Fighting fraud in the age of ChatGPT

Fighting fraud in the age of ChatGPT.

Large language models (LLMs) like ChatGPT are making it easier than ever for criminals around the world to scale and customize their fraud.

To cope with the rise in suspicious transactions that these technologies will create, banks need solutions that can respond faster and smarter.

As traditional fraud and anti-money laundering transaction monitoring systems have improved during the past 10 years, criminals have professionalized their skills to scam people and perpetrate identity fraud. Generative artificial intelligence takes this to the next level.

These language models are already being used to create highly convincing text, from phishing conversations to fake invoices, contracts, and financial statements. Law enforcement agencies forecast a “grim outlook” as criminals exploit LLMs in increasingly sophisticated financial crimes.

“Solutions like ChatGPT have the potential to help fraudsters in mass customizing their communications with victims, making the scale of possible vulnerable individuals substantially larger and more difficult to identify,” says Sjoerd Slot, Sygno CEO. “While such providers will also need to monitor potential misuse of the technology, banks will need to see this as yet another technological fraud advancement. Static monitoring has long gone, change is the norm.”

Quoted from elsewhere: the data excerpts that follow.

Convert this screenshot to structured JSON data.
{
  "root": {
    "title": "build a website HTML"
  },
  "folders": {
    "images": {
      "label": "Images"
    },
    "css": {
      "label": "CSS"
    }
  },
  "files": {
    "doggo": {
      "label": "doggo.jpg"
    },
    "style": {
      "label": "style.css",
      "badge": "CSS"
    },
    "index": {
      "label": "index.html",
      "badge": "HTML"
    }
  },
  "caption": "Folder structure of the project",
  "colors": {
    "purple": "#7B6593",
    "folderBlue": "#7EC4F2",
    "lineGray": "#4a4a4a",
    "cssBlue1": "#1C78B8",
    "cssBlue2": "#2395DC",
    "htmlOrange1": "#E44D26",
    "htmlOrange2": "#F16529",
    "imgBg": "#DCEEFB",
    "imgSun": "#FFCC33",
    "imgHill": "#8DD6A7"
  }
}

The mainstreaming of AI is a yet another step in fraudsters advancement

The rapid growth in awareness about LLMs has been unprecedented. A wave of publicity following OpenAI’s public release of ChatGPT in November 2022 saw it gain more than 100 million users in just two months, setting a record for a consumer application. Many others have followed suit, like Google’s Bard and Meta’s LLaMA, leading to widespread use (and mis-use) of the technology.
It may already be too late to put up guardrails. The leak of Meta’s LLaMA models in March 2023 led to the release of compact open-source LLMs that can run on a laptop.

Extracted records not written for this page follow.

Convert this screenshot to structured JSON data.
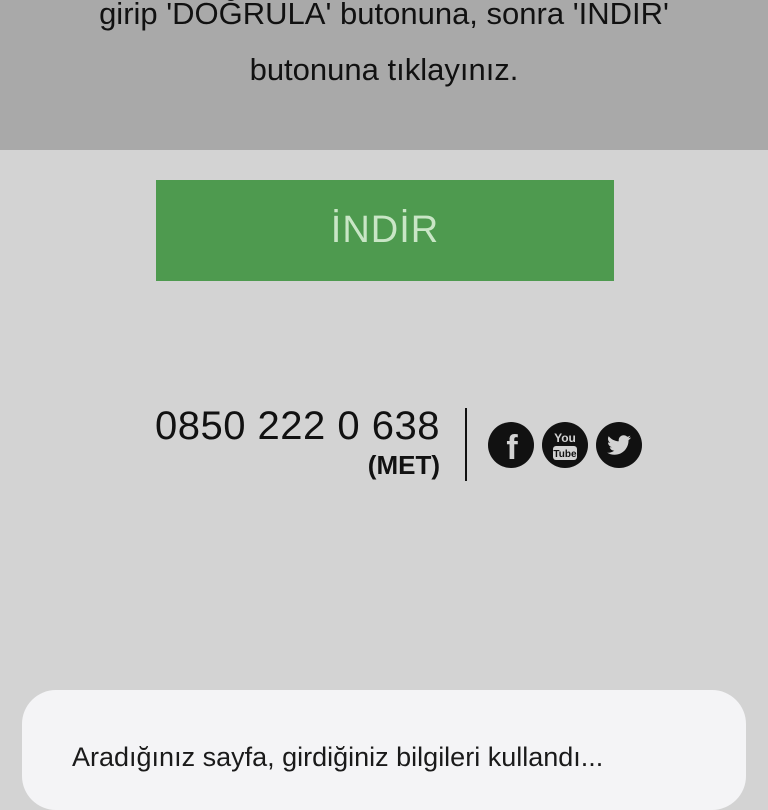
{
  "banner": {
    "line1": "girip 'DOĞRULA' butonuna, sonra 'İNDİR'",
    "line2": "butonuna tıklayınız."
  },
  "download_button": {
    "label": "İNDİR"
  },
  "contact": {
    "phone": "0850 222 0 638",
    "timezone": "(MET)"
  },
  "social": [
    {
      "icon": "facebook-icon",
      "glyph": "f"
    },
    {
      "icon": "youtube-icon",
      "glyph_top": "You",
      "glyph_bottom": "Tube"
    },
    {
      "icon": "twitter-icon"
    }
  ],
  "dialog": {
    "text": "Aradığınız sayfa, girdiğiniz bilgileri kullandı..."
  },
  "colors": {
    "banner_bg": "#a9a9a9",
    "page_bg": "#d3d3d3",
    "button_bg": "#4e9a4f",
    "button_text": "#c9e6c6"
  }
}
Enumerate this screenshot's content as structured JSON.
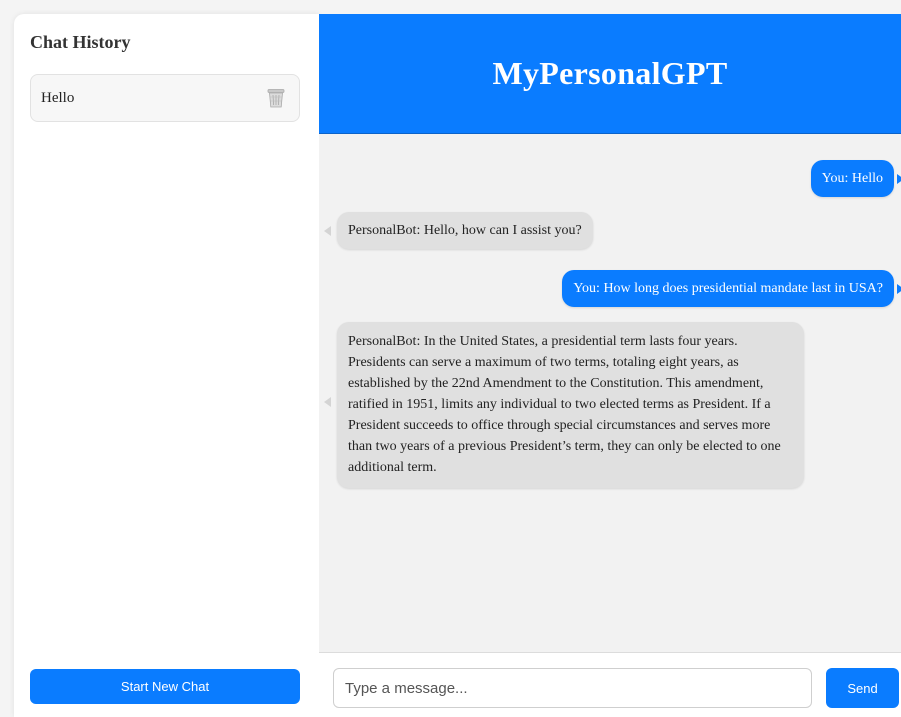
{
  "sidebar": {
    "title": "Chat History",
    "history": [
      {
        "label": "Hello",
        "delete_icon": "trash-icon"
      }
    ],
    "new_chat_label": "Start New Chat"
  },
  "header": {
    "title": "MyPersonalGPT"
  },
  "messages": [
    {
      "role": "user",
      "text": "You: Hello"
    },
    {
      "role": "bot",
      "text": "PersonalBot: Hello, how can I assist you?"
    },
    {
      "role": "user",
      "text": "You: How long does presidential mandate last in USA?"
    },
    {
      "role": "bot",
      "text": "PersonalBot: In the United States, a presidential term lasts four years. Presidents can serve a maximum of two terms, totaling eight years, as established by the 22nd Amendment to the Constitution. This amendment, ratified in 1951, limits any individual to two elected terms as President. If a President succeeds to office through special circumstances and serves more than two years of a previous President’s term, they can only be elected to one additional term."
    }
  ],
  "composer": {
    "placeholder": "Type a message...",
    "value": "",
    "send_label": "Send"
  },
  "colors": {
    "accent": "#0a7cff",
    "bot_bubble": "#e0e0e0",
    "background": "#f2f2f2"
  }
}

In the age of mass-market AI, traditional transaction monitoring approaches based on complex business rules will fall even further behind, increasing either the workload on compliance teams or the amount of undetected fraud – most probably both.

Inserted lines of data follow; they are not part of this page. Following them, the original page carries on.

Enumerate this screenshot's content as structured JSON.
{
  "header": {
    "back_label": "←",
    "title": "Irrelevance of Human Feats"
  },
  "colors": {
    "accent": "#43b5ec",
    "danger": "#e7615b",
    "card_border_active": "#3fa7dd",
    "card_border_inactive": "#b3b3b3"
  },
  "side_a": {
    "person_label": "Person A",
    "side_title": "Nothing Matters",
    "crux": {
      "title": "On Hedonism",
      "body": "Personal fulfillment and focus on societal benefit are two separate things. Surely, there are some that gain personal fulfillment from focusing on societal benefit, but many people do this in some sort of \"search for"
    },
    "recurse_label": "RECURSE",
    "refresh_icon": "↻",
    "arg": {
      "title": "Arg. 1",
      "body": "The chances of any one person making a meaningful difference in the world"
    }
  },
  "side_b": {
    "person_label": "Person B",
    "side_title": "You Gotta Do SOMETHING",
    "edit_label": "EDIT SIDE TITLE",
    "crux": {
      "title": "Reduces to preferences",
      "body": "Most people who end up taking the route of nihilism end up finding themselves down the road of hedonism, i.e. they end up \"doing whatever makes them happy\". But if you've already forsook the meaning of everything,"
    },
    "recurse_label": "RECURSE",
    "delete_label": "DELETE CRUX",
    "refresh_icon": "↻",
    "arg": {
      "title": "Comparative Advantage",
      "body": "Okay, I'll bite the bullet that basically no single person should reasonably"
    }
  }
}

Instead of looking for ever-evolving suspicious behaviors directly, Sygno’s approach uses automated machine learning to train models to recognize legitimate transaction data. This type of behavioral detection is far more granular and and accurate as it is based on actual client behavior vs extrapolations of criminal activity. This can reduce the number of false positives that need to be reviewed, increase the number of true positives that are detected, and ultimately save time, money, and resources.